The factors that may be considered in a carriage motion are not ends in themselves. Rather, they are means of assisting the court, in the unique context of each case, to determine the best interests of the class (Mancinelli v Barrick Gold Corporation, 2016 ONCA 571; Strohmaier v KS, 2019 BCCA 388; and McSherry v Zimmer GMBH, 2012 ONSC 4113). Not only are these factors not exhaustive; they are also not watertight compartments (Quenneville v Audi AG, 2018 ONSC 1530; Winder v Marriott International Inc, 2019 ONSC 5766; and Rogers v Aphria Inc, 2019 ONSC 3698).

One of the comparisons the motion judge drew was between the litigation experience of the two sets of counsel. He found that both have extensive class action experience, both have experience in the Sixties Scoop and residential schools class actions, and both have experience acting for Métis people, but counsel in the Day action have experience acting for Non-Status Indians as well.

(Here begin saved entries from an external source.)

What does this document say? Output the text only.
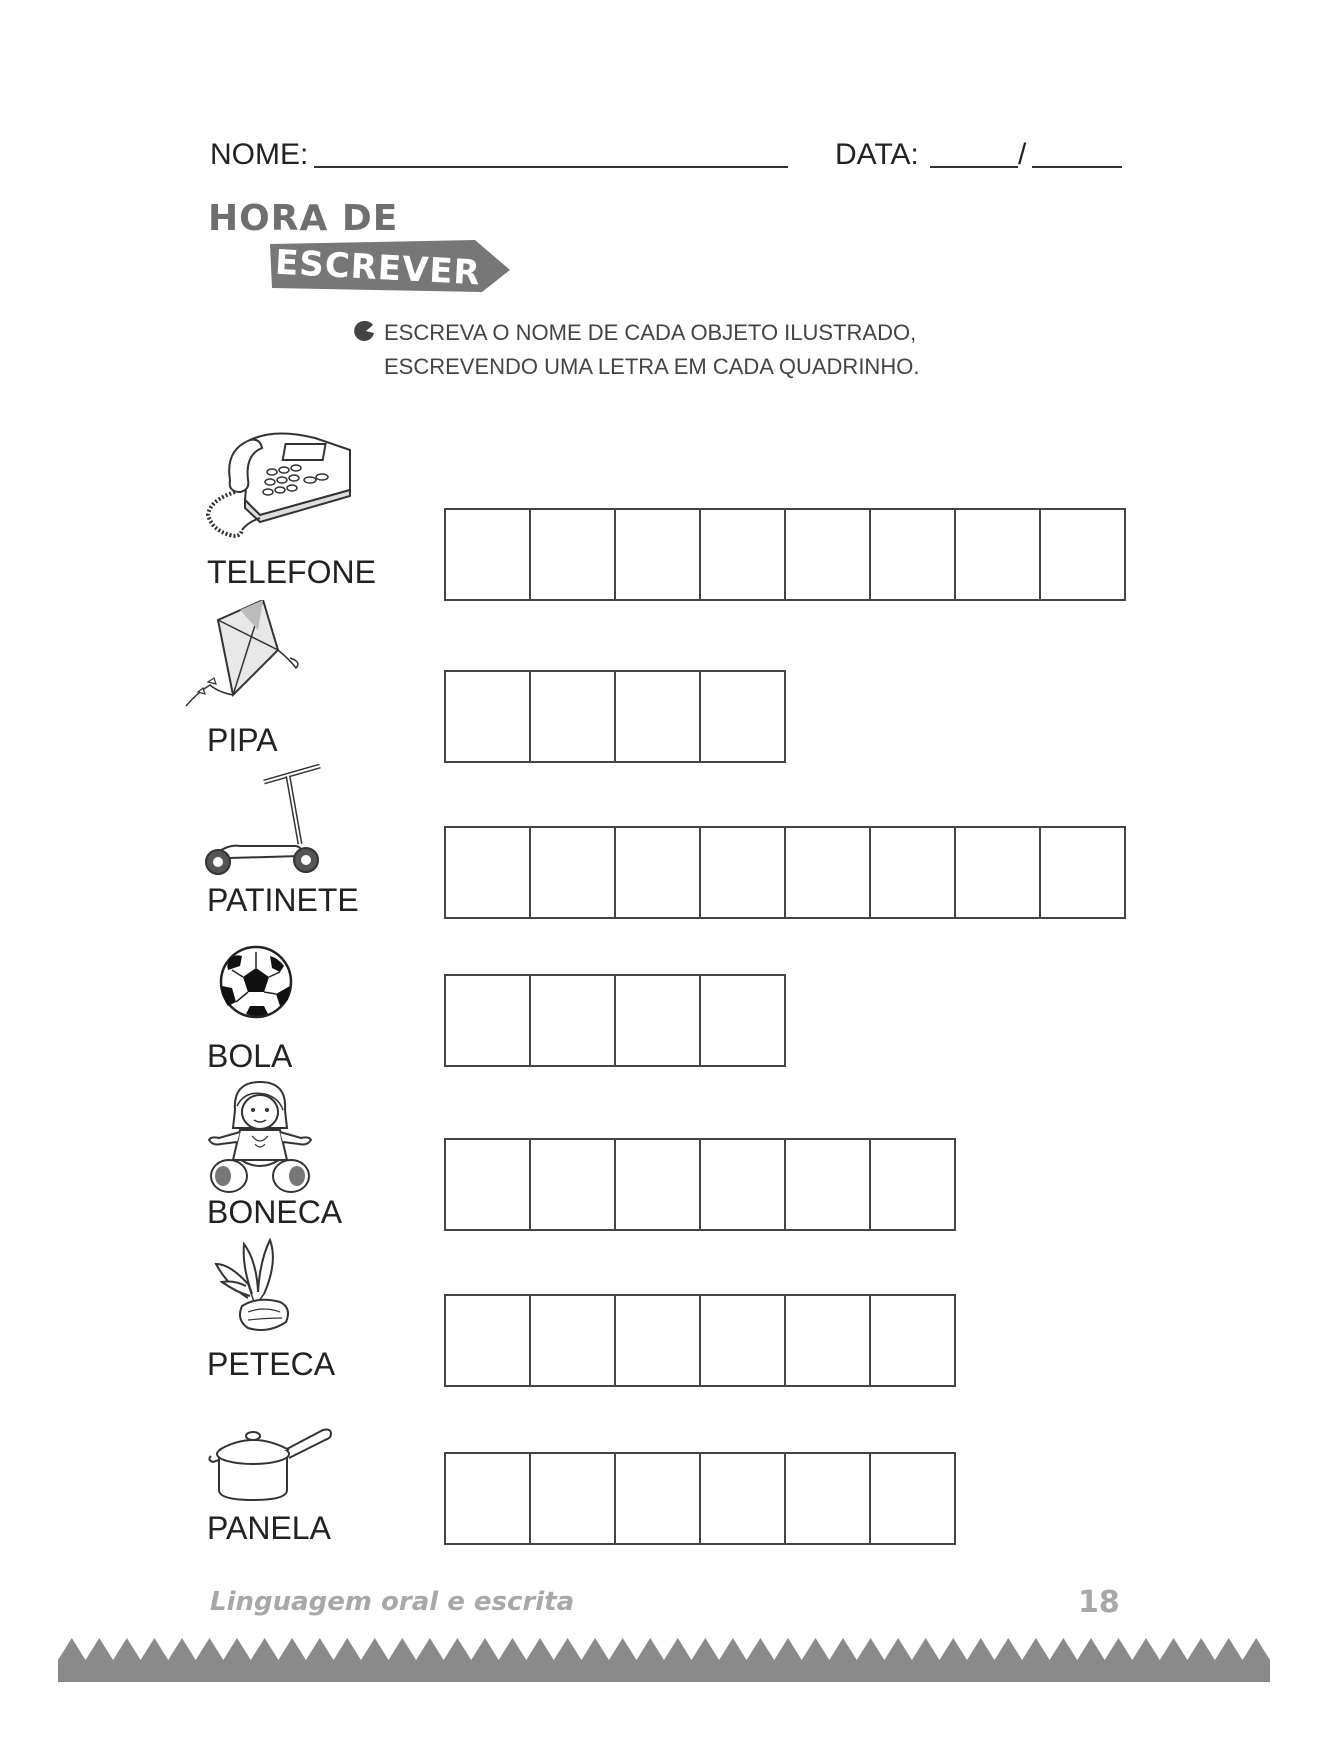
NOME:	DATA:	/
HORA DE
ESCREVER
ESCREVA O NOME DE CADA OBJETO ILUSTRADO,
ESCREVENDO UMA LETRA EM CADA QUADRINHO.
TELEFONE
PIPA
PATINETE
BOLA
BONECA
PETECA
PANELA
Linguagem oral e escrita	18
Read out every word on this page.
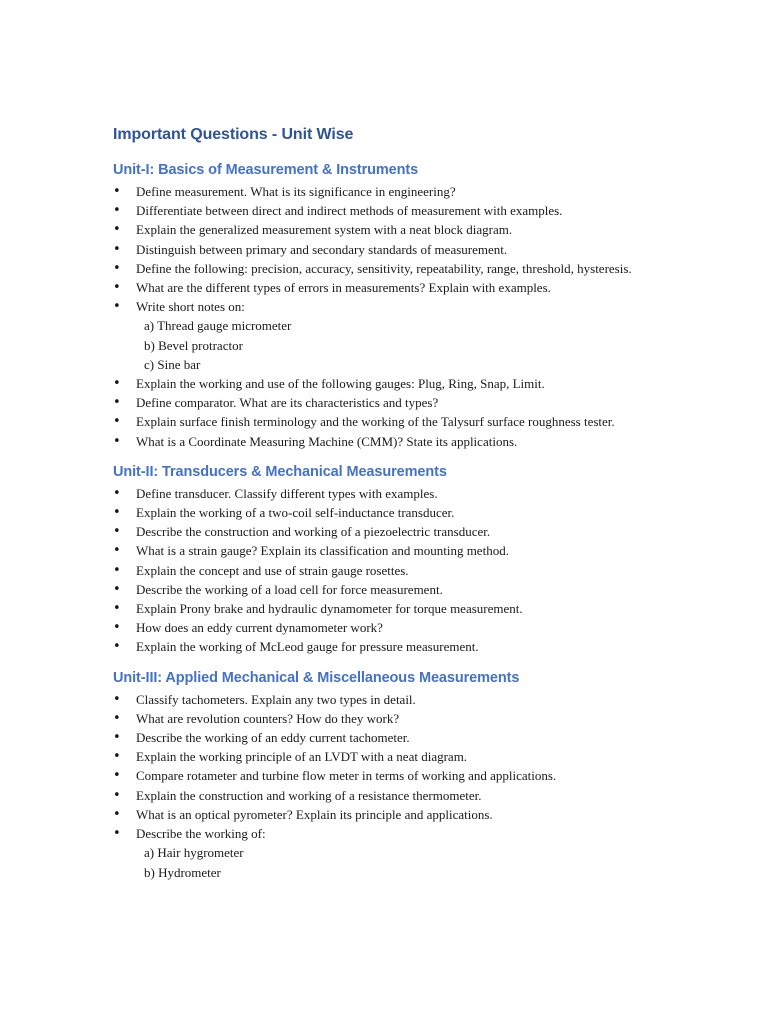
Important Questions - Unit Wise
Unit-I: Basics of Measurement & Instruments
• Define measurement. What is its significance in engineering?
• Differentiate between direct and indirect methods of measurement with examples.
• Explain the generalized measurement system with a neat block diagram.
• Distinguish between primary and secondary standards of measurement.
• Define the following: precision, accuracy, sensitivity, repeatability, range, threshold, hysteresis.
• What are the different types of errors in measurements? Explain with examples.
• Write short notes on:
a) Thread gauge micrometer
b) Bevel protractor
c) Sine bar
• Explain the working and use of the following gauges: Plug, Ring, Snap, Limit.
• Define comparator. What are its characteristics and types?
• Explain surface finish terminology and the working of the Talysurf surface roughness tester.
• What is a Coordinate Measuring Machine (CMM)? State its applications.
Unit-II: Transducers & Mechanical Measurements
• Define transducer. Classify different types with examples.
• Explain the working of a two-coil self-inductance transducer.
• Describe the construction and working of a piezoelectric transducer.
• What is a strain gauge? Explain its classification and mounting method.
• Explain the concept and use of strain gauge rosettes.
• Describe the working of a load cell for force measurement.
• Explain Prony brake and hydraulic dynamometer for torque measurement.
• How does an eddy current dynamometer work?
• Explain the working of McLeod gauge for pressure measurement.
Unit-III: Applied Mechanical & Miscellaneous Measurements
• Classify tachometers. Explain any two types in detail.
• What are revolution counters? How do they work?
• Describe the working of an eddy current tachometer.
• Explain the working principle of an LVDT with a neat diagram.
• Compare rotameter and turbine flow meter in terms of working and applications.
• Explain the construction and working of a resistance thermometer.
• What is an optical pyrometer? Explain its principle and applications.
• Describe the working of:
a) Hair hygrometer
b) Hydrometer
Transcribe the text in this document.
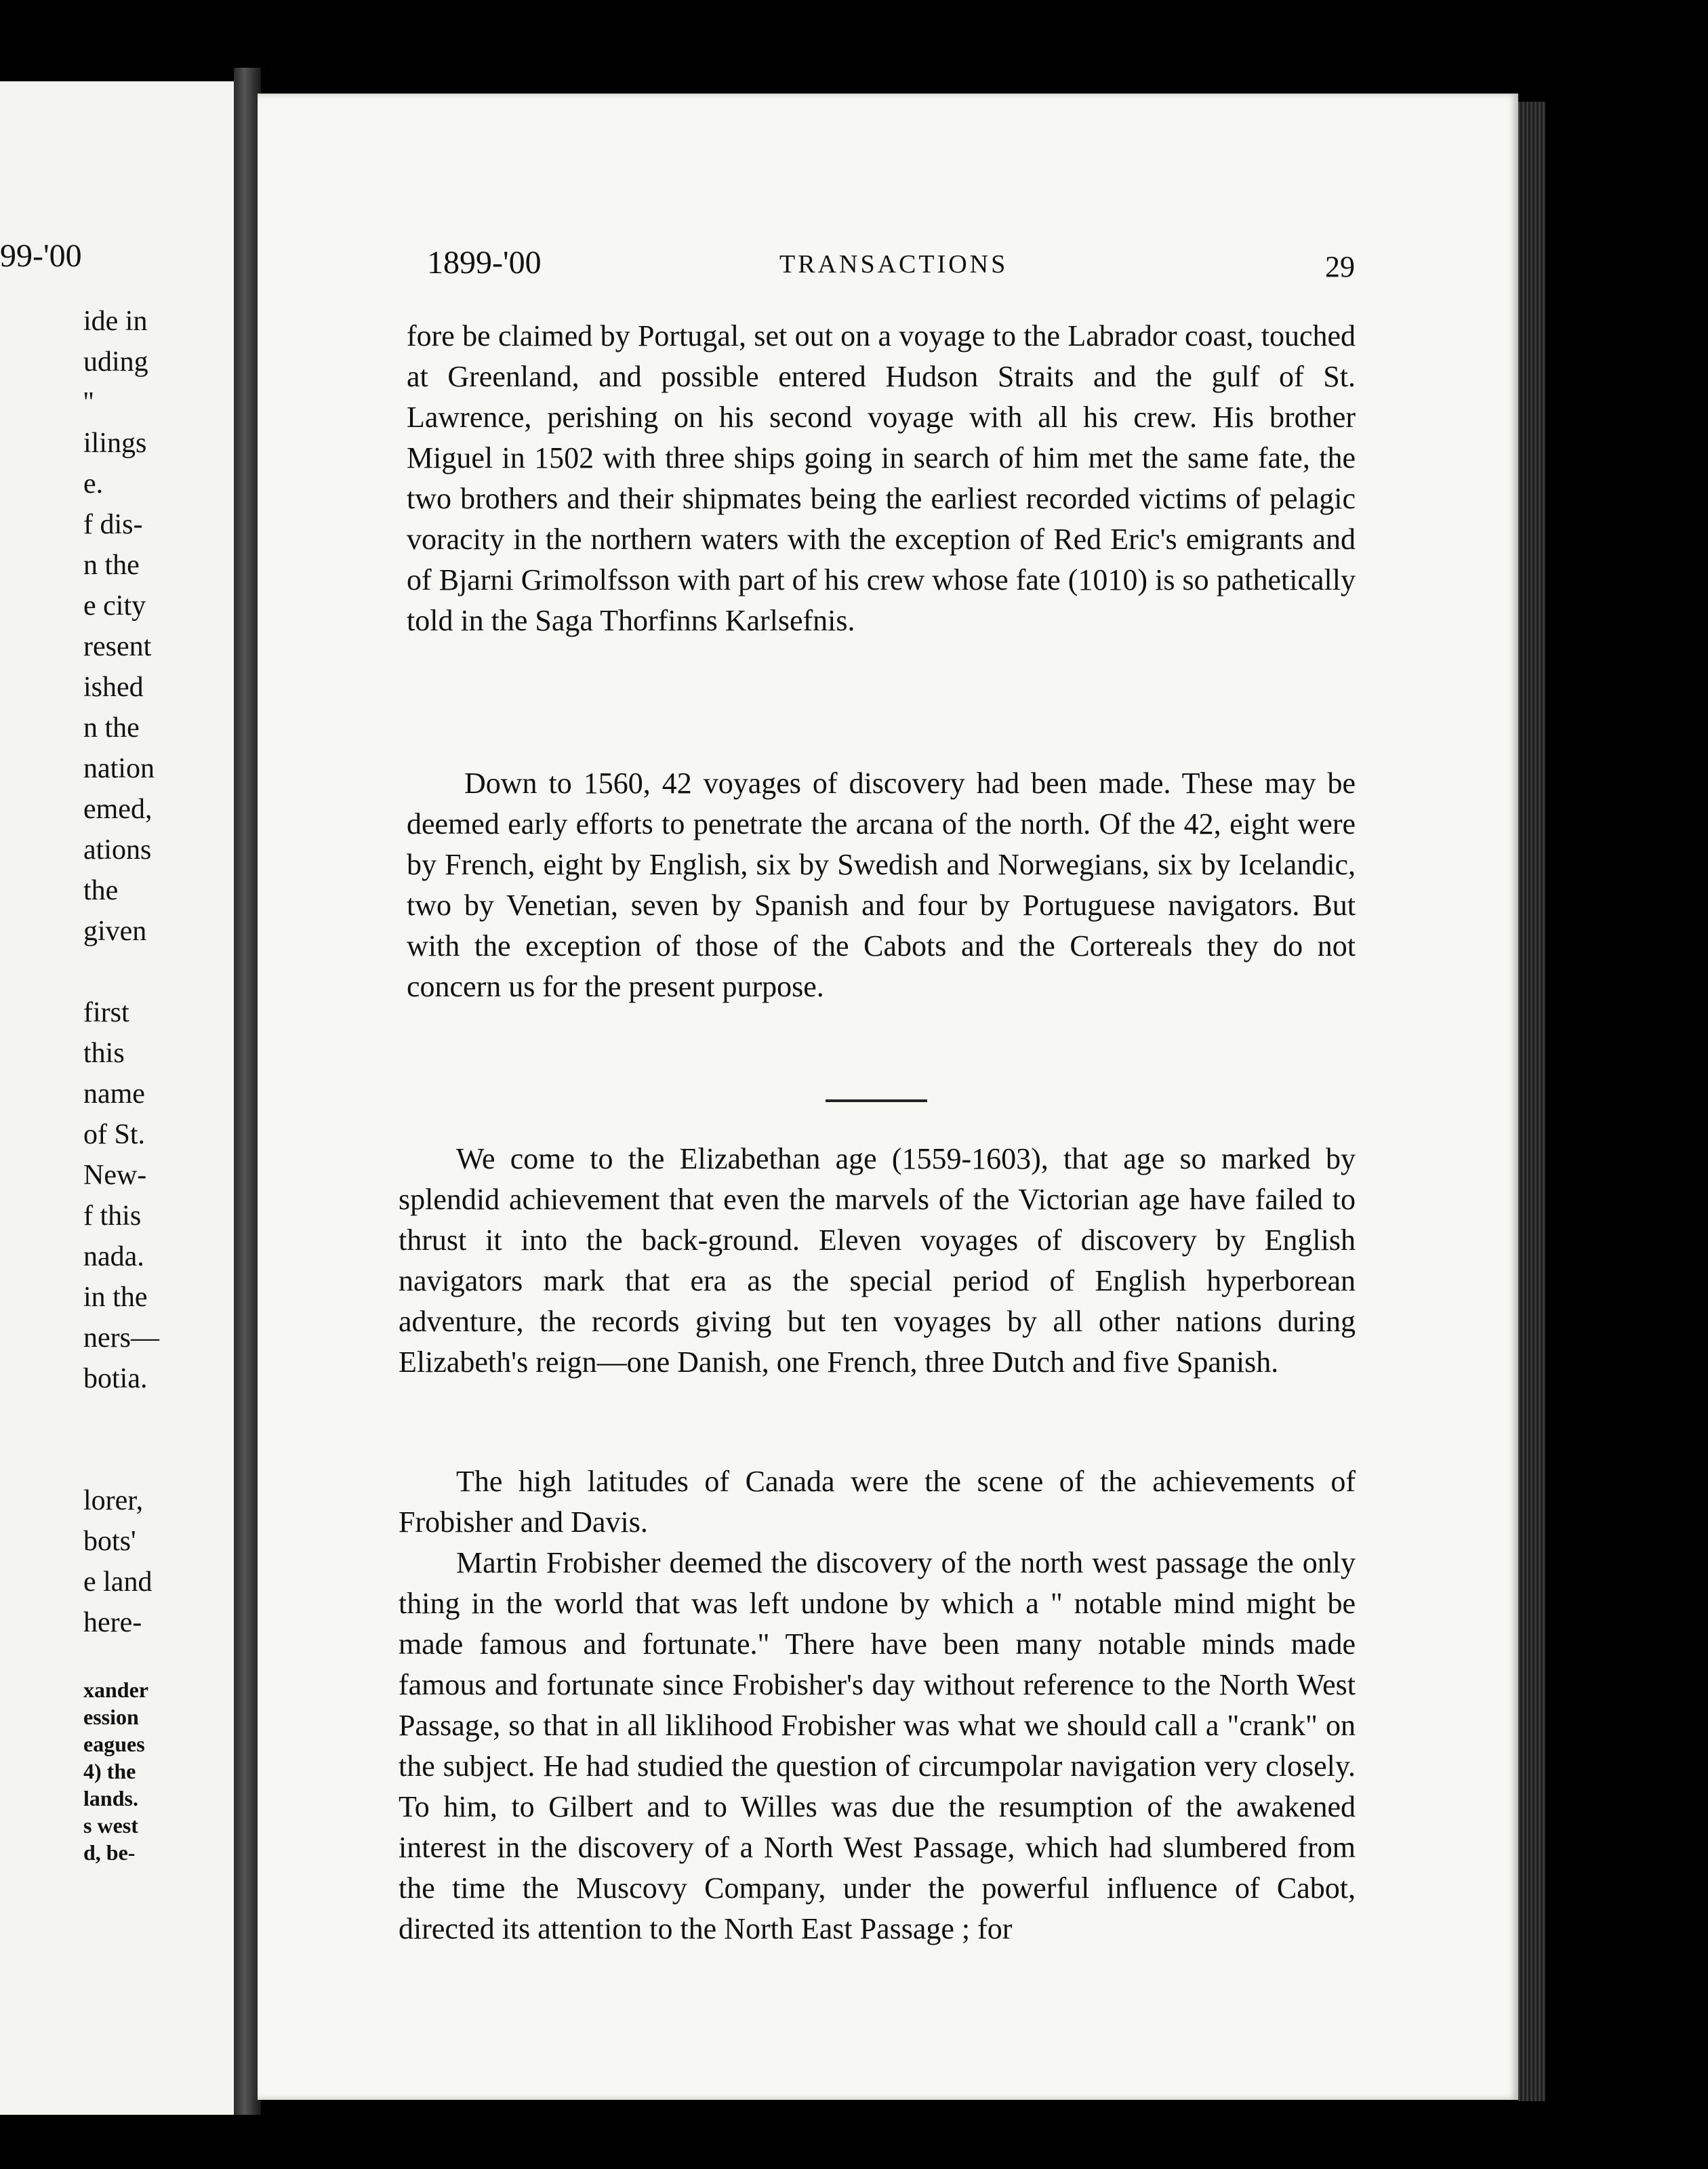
99-'00
ide in
uding
''
ilings
e.
f dis-
n the
e city
resent
ished
n the
nation
emed,
ations
the
given
first
this
name
of St.
New-
f this
nada.
in the
ners—
botia.
lorer,
bots'
e land
here-
xander
ession
eagues
4) the
lands.
s west
d, be-
1899-'00	TRANSACTIONS	29

fore be claimed by Portugal, set out on a voyage to the Labrador coast, touched at Greenland, and possible entered Hudson Straits and the gulf of St. Lawrence, perishing on his second voyage with all his crew. His brother Miguel in 1502 with three ships going in search of him met the same fate, the two brothers and their shipmates being the earliest recorded victims of pelagic voracity in the northern waters with the exception of Red Eric's emigrants and of Bjarni Grimolfsson with part of his crew whose fate (1010) is so pathetically told in the Saga Thorfinns Karlsefnis.

Down to 1560, 42 voyages of discovery had been made. These may be deemed early efforts to penetrate the arcana of the north. Of the 42, eight were by French, eight by English, six by Swedish and Norwegians, six by Icelandic, two by Venetian, seven by Spanish and four by Portuguese navigators. But with the exception of those of the Cabots and the Cortereals they do not concern us for the present purpose.

We come to the Elizabethan age (1559-1603), that age so marked by splendid achievement that even the marvels of the Victorian age have failed to thrust it into the back-ground. Eleven voyages of discovery by English navigators mark that era as the special period of English hyperborean adventure, the records giving but ten voyages by all other nations during Elizabeth's reign—one Danish, one French, three Dutch and five Spanish.

The high latitudes of Canada were the scene of the achievements of Frobisher and Davis.

Martin Frobisher deemed the discovery of the north west passage the only thing in the world that was left undone by which a " notable mind might be made famous and fortunate." There have been many notable minds made famous and fortunate since Frobisher's day without reference to the North West Passage, so that in all liklihood Frobisher was what we should call a "crank" on the subject. He had studied the question of circumpolar navigation very closely. To him, to Gilbert and to Willes was due the resumption of the awakened interest in the discovery of a North West Passage, which had slumbered from the time the Muscovy Company, under the powerful influence of Cabot, directed its attention to the North East Passage ; for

The motion judge saw as leap-frogging the addition of Non-Status Indians to the class definition in the LMO action after the carriage motions had been scheduled. In the carriage motion context, “leap-frogging” refers to an attempt by one contender for carriage to improve its position after the motion has been scheduled by taking the benefit of the work of another contender; for example, by a copycat amendment to pleadings (Mancinelli et al v Barrick Gold Corporation et al, 2015 ONSC 2717, affirmed 2016 ONCA 571 [“Mancinelli”]). A rule has been rejected that carriage motions be decided based on a “freeze frame” as of the date the motion is filed, however, the court should be suspicious of conspicuous new activity after the filing of a carriage motion or of any attempts to ‘leapfrog’ a lagging action ahead of a more advanced one (Mancinelli).